25 radar bogor

Demi Pembangunan Infrastruktur, Pemkot Bogor Rela Ngutang Rp1,4 Triliun

Ilustrasi-Trem
Iustrasi Trem, salah satu target penataan transportasi penunjang di Kota Bogor.
Ilustrasi-Trem
Iustrasi Trem, salah satu target penataan transportasi penunjang di Kota Bogor.

BOGOR–RADAR BOGOR, Pemkot Bogor nampaknya sangat serius untuk mendapatkan alternatif pembiayaan di luar Anggaran Pendapatan Belanja Daerah (APBD) demi percepatan pembangunan infrastruktur.

Bahkan, pemkot rela ‘ngutang’ hingga Rp1,4 triliun sesuai hitungan standar Kementrian Keuangan (Kemenkeu).

Uangnya nanti akan digunakan untuk berbagai proyek besar, seperti pembangunan posyandu, revitalisasi Gelanggang Olahraga (GOR) Pajajaran, hingga penataan transportasi penunjang Trem dalam waktu satu tahun anggaran saja.
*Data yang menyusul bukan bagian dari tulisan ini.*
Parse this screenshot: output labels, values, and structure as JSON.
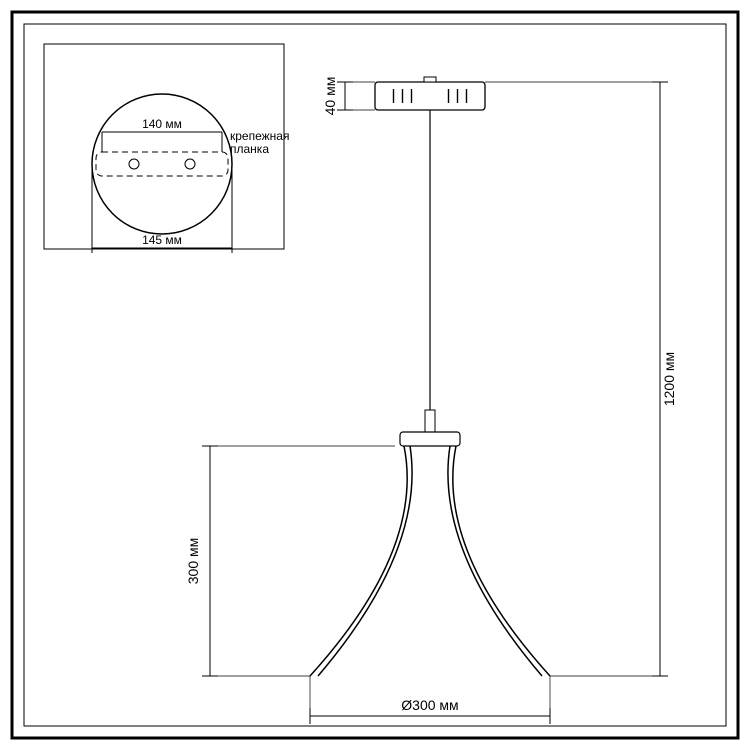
{
  "frame": {
    "outer_stroke": "#000000",
    "outer_stroke_w": 3,
    "inner_stroke": "#000000",
    "inner_stroke_w": 1,
    "bg": "#ffffff"
  },
  "inset": {
    "box_stroke": "#000000",
    "box_stroke_w": 1,
    "circle_r": 70,
    "circle_stroke_w": 1.5,
    "hole_r": 5,
    "dim_bracket": "140 мм",
    "label": "крепежная\nпланка",
    "dim_diameter": "145 мм",
    "dash": "6,4",
    "stroke": "#000000",
    "font_size": 12
  },
  "lamp": {
    "canopy_w": 110,
    "canopy_h": 28,
    "canopy_stroke": "#000000",
    "canopy_slot_count": 3,
    "cord_stroke": "#000000",
    "cord_w": 1.2,
    "ferrule_w": 10,
    "ferrule_h": 22,
    "junction_w": 60,
    "junction_h": 14,
    "shade_stroke": "#000000",
    "shade_w": 1.5
  },
  "dims": {
    "canopy_h": "40 мм",
    "total_h": "1200 мм",
    "shade_h": "300 мм",
    "shade_dia": "Ø300 мм",
    "stroke": "#000000",
    "tick": 8,
    "font_size": 14
  }
}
Sekretaris Badan Pengelola Keuangan dan Aset Daerah (BPKAD) Kota Bogor Lia Kania Dewi mengatakan, selama ini, terbatasnya anggaran dari APBD dan APBN untuk pembangunan di Kota Bogor, membuat Pemkot Bogor terus mengkaji rencana penerapan kebijakan alternatif pembiayaan infrastruktur, dengan tiga opsi sumber peminjaman.

“Bisa lewat PT Sarana Multi Infrastruktur (SMI), BJB Indah, atau Obligasi Daerah. Secara political will, sudah ada di RPJM, bahwa bisa untuk alternatif pembiayaan, tapi memang prosesnya panjang,” katanya.

Lia menjelaskan, untuk pembangunan GOR Pajajaran, RSUD di berbagai wilayah, hingga penataan transportasi, semisalnya yang memang membutuhkan anggaran besar. Namun sudah ada di RPJMD.

“Misalnya GOR, kan DED (Detail Engineering Design, red)-nya sudah ada, sepertinya sampai Rp800 miliar, nah kita nggak bisa lakukan di satu tahun anggaran, tapi dengan alternatif pembiayaan itu, bisa,” jelasnya lagi.

Lia menambahkan, tiga opsi itu bahkan bisa dijalan secara bersamaan bila kemampuan keuangan Kota Bogor dinilai layak untuk membayar pinjaman.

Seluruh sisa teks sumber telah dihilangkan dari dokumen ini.